You further object that not all who marry and are capable of producing offspring do. Either they choose not to engage in the activities that lead to pregnancy, or they choose to interfere with the natural fertilization process, or even abort their child when they discover the pregnancy. Still, their natural state and design is for procreation; that they choose to reap the pleasurable benefits of marriage and reduce the “risk” of bearing children does not change the fundamental physical design. It could more easily be argued that the state has an interest in limiting access to birth control than in erasing the procreative design differences between men and women.
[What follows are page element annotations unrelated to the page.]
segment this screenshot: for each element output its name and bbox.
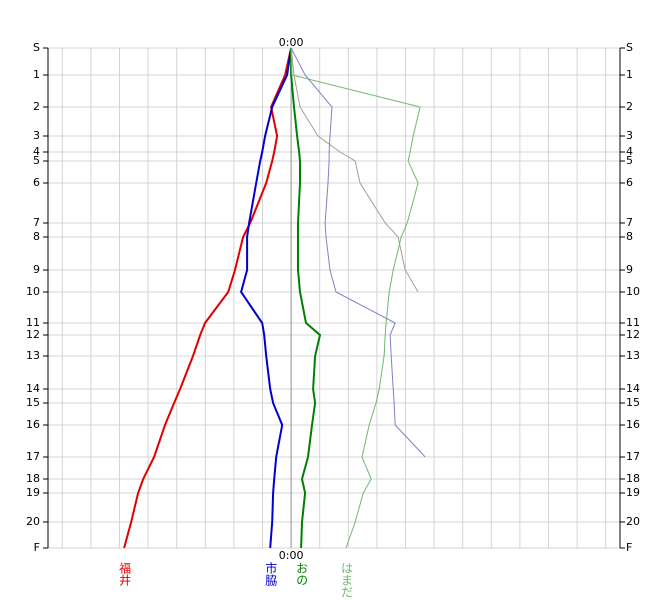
y-tick-label: 6: [33, 176, 40, 189]
y-tick-label: 2: [33, 100, 40, 113]
y-tick-label: 8: [33, 230, 40, 243]
y-tick-label: 5: [33, 154, 40, 167]
series-label: 市脇: [264, 561, 278, 587]
y-tick-label: 13: [26, 349, 40, 362]
y-tick-label: 9: [626, 263, 633, 276]
x-tick-label: 0:00: [279, 549, 304, 562]
series-label: 福井: [118, 561, 132, 587]
y-tick-label: 5: [626, 154, 633, 167]
y-tick-label: 19: [26, 486, 40, 499]
y-tick-label: 16: [26, 418, 40, 431]
y-tick-label: 17: [626, 450, 640, 463]
series-line: [290, 47, 421, 549]
y-tick-label: 16: [626, 418, 640, 431]
series-label: はまだ: [340, 562, 354, 598]
y-tick-label: 3: [626, 129, 633, 142]
y-tick-label: 9: [33, 263, 40, 276]
y-tick-label: 4: [33, 145, 40, 158]
series-line: [290, 48, 322, 549]
y-tick-label: 10: [626, 285, 640, 298]
series-line: [290, 47, 426, 458]
y-tick-label: 18: [26, 472, 40, 485]
y-tick-label: 2: [626, 100, 633, 113]
y-tick-label: 11: [26, 316, 40, 329]
y-tick-label: 14: [626, 382, 640, 395]
y-tick-label: 7: [33, 216, 40, 229]
series-line: [240, 47, 293, 549]
y-tick-label: 14: [26, 382, 40, 395]
y-tick-label: F: [34, 541, 40, 554]
y-tick-label: 1: [626, 68, 633, 81]
y-tick-label: 3: [33, 129, 40, 142]
y-tick-label: 11: [626, 316, 640, 329]
y-tick-label: S: [626, 41, 633, 54]
series-label: おの: [295, 562, 309, 586]
y-tick-label: 19: [626, 486, 640, 499]
y-tick-label: 18: [626, 472, 640, 485]
y-tick-label: 4: [626, 145, 633, 158]
y-tick-label: 20: [626, 515, 640, 528]
y-tick-label: 20: [26, 515, 40, 528]
y-tick-label: 15: [26, 396, 40, 409]
series-line: [123, 47, 293, 549]
y-tick-label: 6: [626, 176, 633, 189]
y-tick-label: 7: [626, 216, 633, 229]
y-tick-label: 17: [26, 450, 40, 463]
y-tick-label: 10: [26, 285, 40, 298]
y-tick-label: 12: [626, 328, 640, 341]
x-tick-label: 0:00: [279, 36, 304, 49]
y-tick-label: 13: [626, 349, 640, 362]
y-tick-label: 15: [626, 396, 640, 409]
y-tick-label: 12: [26, 328, 40, 341]
y-tick-label: 1: [33, 68, 40, 81]
series-line: [290, 47, 419, 293]
y-tick-label: 8: [626, 230, 633, 243]
y-tick-label: S: [33, 41, 40, 54]
y-tick-label: F: [626, 541, 632, 554]
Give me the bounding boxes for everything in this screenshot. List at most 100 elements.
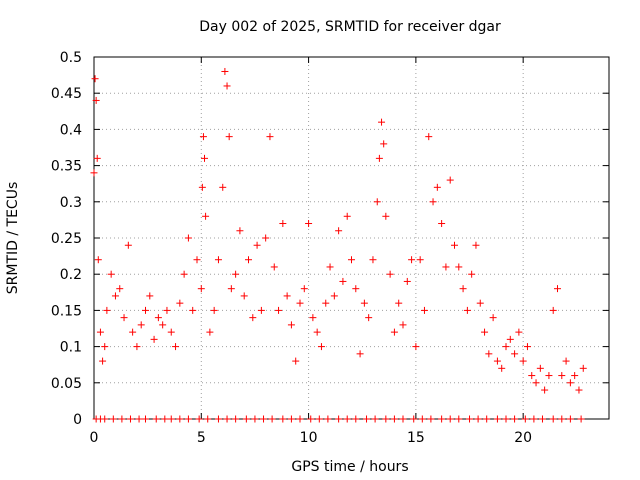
data-point	[101, 343, 109, 351]
data-point	[579, 364, 587, 372]
zero-data-point	[371, 415, 379, 423]
x-tick-label: 20	[514, 430, 532, 446]
data-point	[438, 220, 446, 228]
grid-lines	[93, 56, 609, 420]
data-point	[528, 372, 536, 380]
data-point	[219, 183, 227, 191]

“The government has no business endorsing or providing incentives to marriage relationships at all.” This could be argued meritoriously only if we accept your definition of marriage, that is, as nothing more than a relationship for the mutual pleasure and happiness of the parties. If that is all marriage amounts to, then you truly are arguing for the abolition of the entire concept. That sort of relationship contributes nothing that the government has a valid interest in. Be careful what you wish for.

“Our nation is not based on any particular religion, and therefore all religious arguments against gay marriage must be disregarded.” To a certain extent, this is true. When conservatives advance religious arguments against civil recognition of homosexual marriage, they invite this criticism. As you will notice, I have made no religious arguments. We need to step back and recognize that those who wish to validate gay marriage have the burden of proof. It is they who are advocating cultural change.  If you said to me, “you should move to the left,” and I say, "why" and you respond, "well, there's no good reason NOT to move left," you have still not given me any reason to move left.  Likewise for those who take the position that religious arguments against gay marriage aren’t valid. They are saying, “There’s no reason not to move left.” But they need to provide one positive reason to move something as fundamental as the definition of family.
 
"But we are only asking for simple equality!" Equality of result requires equality of functionality, of design.  Is a man equal to a woman?  No, they are obviously, biologically different.  Do you want to eliminate all recognition of those differences in society?  Careful!  Erase all distinctions?  No more women's colleges, no more separate restrooms (imagine that in elementary school!), totally gender-integrated military, no more gender questions at all.  If you want to make "equality" the issue, then there can be no differences in order to apply the equality argument against my "procreative design" position.

NO RELIGIOUS BASIS?

Of course there are many, many moral and religious bases for retaining the traditional definition of marriage. I leave those to our pastors and priests.  In the debate in the statehouses, Congress and courts, those bases simply are not given any weight. Rather, those arguments create the impression that the only reason we don’t want marriage redefined is because it violates “our religion”—and the lawyers and legislators don’t care about your religion or mine.